Anxiety and Pain

We’ve all felt pain before. It’s part of what makes us human.

Several things happen to us physically whenever we feel pain. Let’s take a quick impact injury sustained during class. Nerve endings at the injury site send messages to the brain through the nervous system. Then, hormones, endorphins, and chemicals secrete. Adrenaline is a commonly secreted hormone during this process, and triggers a survival mechanism in the body. Endorphins act as a natural pain killer.

One of the exercises we do is called the Contact Assist Drill. It’s the process of touching the site of an impact injury, directly after the initial injury.
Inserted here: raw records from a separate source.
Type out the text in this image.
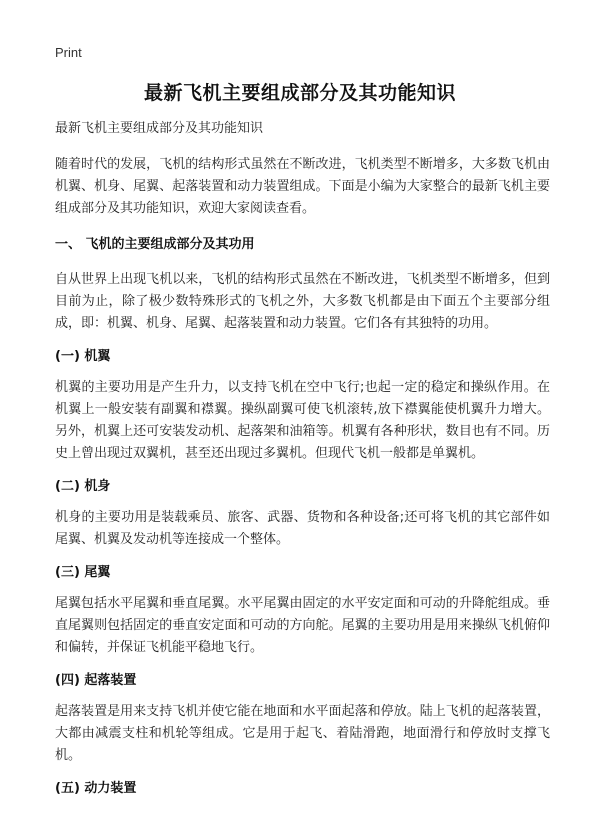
Print
最新飞机主要组成部分及其功能知识
最新飞机主要组成部分及其功能知识

随着时代的发展，飞机的结构形式虽然在不断改进，飞机类型不断增多，大多数飞机由机翼、机身、尾翼、起落装置和动力装置组成。下面是小编为大家整合的最新飞机主要组成部分及其功能知识，欢迎大家阅读查看。

一、 飞机的主要组成部分及其功用

自从世界上出现飞机以来，飞机的结构形式虽然在不断改进，飞机类型不断增多，但到目前为止，除了极少数特殊形式的飞机之外，大多数飞机都是由下面五个主要部分组成，即：机翼、机身、尾翼、起落装置和动力装置。它们各有其独特的功用。

(一) 机翼

机翼的主要功用是产生升力，以支持飞机在空中飞行;也起一定的稳定和操纵作用。在机翼上一般安装有副翼和襟翼。操纵副翼可使飞机滚转,放下襟翼能使机翼升力增大。另外，机翼上还可安装发动机、起落架和油箱等。机翼有各种形状，数目也有不同。历史上曾出现过双翼机，甚至还出现过多翼机。但现代飞机一般都是单翼机。

(二) 机身

机身的主要功用是装载乘员、旅客、武器、货物和各种设备;还可将飞机的其它部件如尾翼、机翼及发动机等连接成一个整体。

(三) 尾翼

尾翼包括水平尾翼和垂直尾翼。水平尾翼由固定的水平安定面和可动的升降舵组成。垂直尾翼则包括固定的垂直安定面和可动的方向舵。尾翼的主要功用是用来操纵飞机俯仰和偏转，并保证飞机能平稳地飞行。

(四) 起落装置

起落装置是用来支持飞机并使它能在地面和水平面起落和停放。陆上飞机的起落装置，大都由减震支柱和机轮等组成。它是用于起飞、着陆滑跑，地面滑行和停放时支撑飞机。

(五) 动力装置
This helps calm the nerves and stops the body from triggering survival mechanisms.

And most of us have also heard our Sifus repeatedly telling us to relax and breathe. There are reasons for that, beyond preventing early fatigue.

So why the biology lesson? Anxiety has several effects on the body as well. The first being in secreting more adrenaline and triggering survival mechanisms. Another effect anxiety has on the body is the ability to cut through pain killers, natural and artificial alike. This will make you feel the pain more acutely. Adrenaline also heightens the senses, which, when pain is felt, will make you feel pain more acutely still.

The next time you feel pain, it’s important to breathe through it and use the contact assist drill. If you are able to keep the anxiety in check, the body can secrete those natural pain killers and will also remind the body that there is no danger, so there is no need for anxiety and adrenaline in that moment.